Make Your Own Creamed Honey
Creamed honey is often called whipped honey. If you wish to make your own, the first thing you need to know is this: Whipped honey is not whipped. You actually do not want to incorporate any air into so-called whipped honey.
Creamed honey is also called soft set honey, because that’s the required labeling in England. The UK Powers That Be think consumers would be confused by the term creamed honey, because it contains no cream.
What Is Creamed Honey?
Creamed honey is nothing more than crystallized honey. But in making it, you control the crystalization to ensure the sugar crystals are tiny, so the honey is smooth and creamy.
The advantage is that you can spread it on bread like jam, jelly, or other preserves. It won’t drip off, like liquid honey does. Otherwise it’s nutritionally exactly the same as the honey you start with.
To make your own creamed honey you need a starter to provide the right size seed crystals. The starter is really just creamed honey from some other source, for instance from a grocery store or a health food store. Select a starter honey with a flavor, thickness, and consistency you enjoy.
Why would you make creamed honey if you have to buy it to begin with? Maybe you have bees that give you a ready supply of honey. Or maybe, like me, you buy raw honey in bulk and want to make some of it into a spread.
The good news is, you need to buy starter only once. In the future you will use your own creamed honey to make successive batches.
If you’re a glutton for punishment, you can make a starter by crushing chunks of coarsely crystallized honey using a mortar and pestle. Keep crushing and grinding until the crystals are so fine that a sample feels velvety, not a bit gritty, on your tongue.
How to Make Creamed Honey
The purpose of the starter is to encourage your honey to make tiny, smooth crystals. Honey that crystallizes naturally is more likely to have large, gritty crystals. So the first step is to make sure your honey hasn’t already begun to crystallize naturally.

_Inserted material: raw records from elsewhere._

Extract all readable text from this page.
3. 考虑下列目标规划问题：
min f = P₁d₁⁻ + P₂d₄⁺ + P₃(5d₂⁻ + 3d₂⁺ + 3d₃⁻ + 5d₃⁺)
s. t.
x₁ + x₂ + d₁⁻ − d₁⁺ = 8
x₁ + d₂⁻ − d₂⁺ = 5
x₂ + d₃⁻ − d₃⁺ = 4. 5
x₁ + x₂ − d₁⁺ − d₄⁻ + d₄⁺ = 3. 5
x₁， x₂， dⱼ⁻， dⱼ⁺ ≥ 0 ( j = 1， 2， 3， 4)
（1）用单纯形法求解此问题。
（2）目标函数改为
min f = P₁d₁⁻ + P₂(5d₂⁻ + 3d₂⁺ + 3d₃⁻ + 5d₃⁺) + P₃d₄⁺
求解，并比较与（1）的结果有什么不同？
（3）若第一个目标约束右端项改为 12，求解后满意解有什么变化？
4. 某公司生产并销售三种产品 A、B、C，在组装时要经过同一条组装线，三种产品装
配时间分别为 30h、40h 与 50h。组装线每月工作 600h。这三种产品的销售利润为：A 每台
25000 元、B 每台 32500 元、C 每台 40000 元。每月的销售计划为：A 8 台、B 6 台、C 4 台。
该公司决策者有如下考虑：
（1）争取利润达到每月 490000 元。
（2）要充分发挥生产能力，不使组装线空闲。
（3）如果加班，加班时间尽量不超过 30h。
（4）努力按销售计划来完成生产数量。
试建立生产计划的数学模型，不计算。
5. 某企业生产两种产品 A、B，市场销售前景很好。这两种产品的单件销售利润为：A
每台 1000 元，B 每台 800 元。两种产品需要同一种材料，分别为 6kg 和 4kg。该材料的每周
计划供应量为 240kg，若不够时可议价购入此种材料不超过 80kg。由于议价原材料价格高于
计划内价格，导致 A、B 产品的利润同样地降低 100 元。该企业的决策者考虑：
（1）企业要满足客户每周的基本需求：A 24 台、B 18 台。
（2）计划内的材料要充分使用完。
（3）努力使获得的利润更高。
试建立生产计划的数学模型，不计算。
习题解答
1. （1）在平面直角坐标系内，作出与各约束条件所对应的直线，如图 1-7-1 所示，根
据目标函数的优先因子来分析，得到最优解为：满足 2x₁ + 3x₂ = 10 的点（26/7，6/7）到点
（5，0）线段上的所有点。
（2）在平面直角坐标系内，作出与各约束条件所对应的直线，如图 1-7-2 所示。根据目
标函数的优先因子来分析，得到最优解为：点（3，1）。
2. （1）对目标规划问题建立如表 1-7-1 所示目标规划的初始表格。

Freshly harvested honey contains no crystals. If the honey has been sitting around, a good idea is to warm it to ensure it hasn’t begun to develop crystals. Warm it to 120°F, even if you don’t actually see any crystals beginning to form.
Cool the honey to room temperature before adding the starter. You’ll get the creamiest spread by adding the starter when the honey has cooled to between 60°F and 75°F.
Add starter at the rate of 1 to 10. That’s about 1/2 cup of starter per 5 cups of honey. You could add more starter, if you wish, which will make the honey crystallize faster. If you add less starter, your honey spread will not be as smooth.
Carefully blend the starter and honey together, taking care not to create air bubbles. When the honey has been thoroughly blended, spoon it into jelly jars.
Storing Your Honey Spread
Cover the jars with lids and store them where the temperature is between 50°F and 70°F. At an ideal temperature of 55°F to 57°F, the honey should crystallize in about a week. At a temperature below 50°F or above 70°F, crystallization will be slower.
You can tell the honey has “creamed” when the color lightens, the texture is firm, and the honey doesn’t flow when you tip the jar. If the honey is a little softer than you like, put it in the fridge. If it gets too stiff to spread, leave it at room temperature.
Since creamed honey is already crystallized, it won’t develop large, gritty crystals that otherwise may occur naturally. It will keep for a long time, provided it isn’t heated. Heating will reliquify the honey, giving you exactly the same honey you started with.